Analysis of FBI data on hate crime in America. See Medium article for full writeup.
- datasets/hate_crime.csv
The source data on hate crimes numbers. Originally from here by scrolling down and clicking on Hate Crime to download hate_crime.zip. The most recent dataset only goes up to 2019. The 2020 data will probably be released around November 2021.
- datasets/demographics.csv
It was much harder to get annual population data for all these groups. For race and ethnicity, my primary source was the US Census. The White category in the census includes Hispanic and Arab populations, which are treated as separate groups in the hate crime dataset, so I subtracted those population numbers from the White census population. Because the census only occurs every 10 years, I interpolated population figures for the intervening years assuming a perfectly smooth increase within the decade.
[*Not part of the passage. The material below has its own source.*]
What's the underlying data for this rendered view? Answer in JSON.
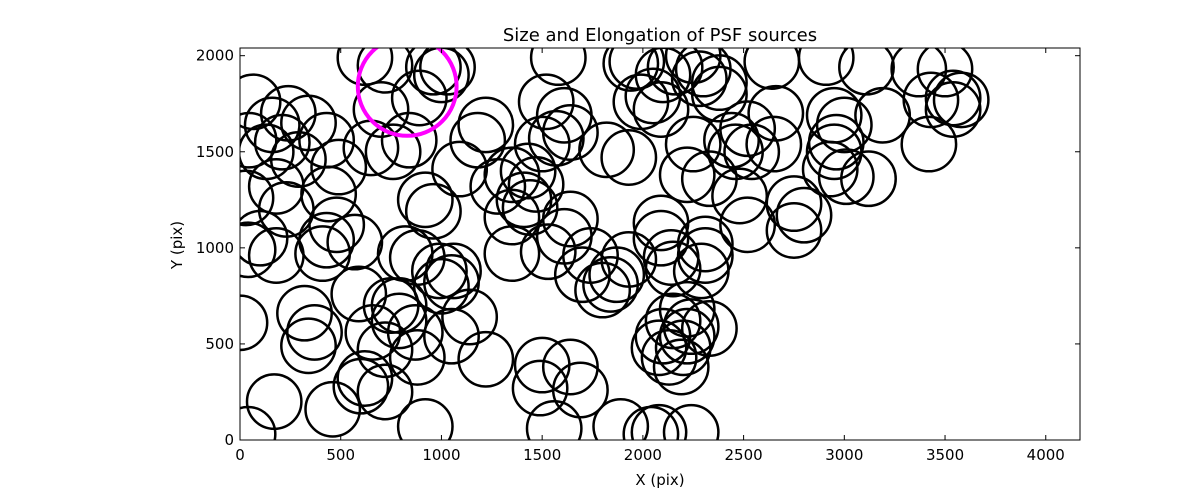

Other fine-grained population figures such as relgion, gender, and sexuality were much harder to find. In the end, I looked for a source that listed 2019 levels, and simply assumed that that proportion is constant. This is certainly not true in reality, but allowed me to calculate the numbers based simply on populations levels each year for the US as a whole.
Also, I could not find any good numbers on the number of people with physical disabilities vs. people with mental disabilities, so I just took the total number of disabled people and assigned half of the population to each group.
I would welcome anyone who could point me to a higher quality population dataset.
- datasets/victimization_raw_numbers.csv
- datasets/victimization_rates.csv
Generated by process_and_graph.ipynb, based on the two csv files mentioned above. Contains the absolute numbers and the per capita rates (per million).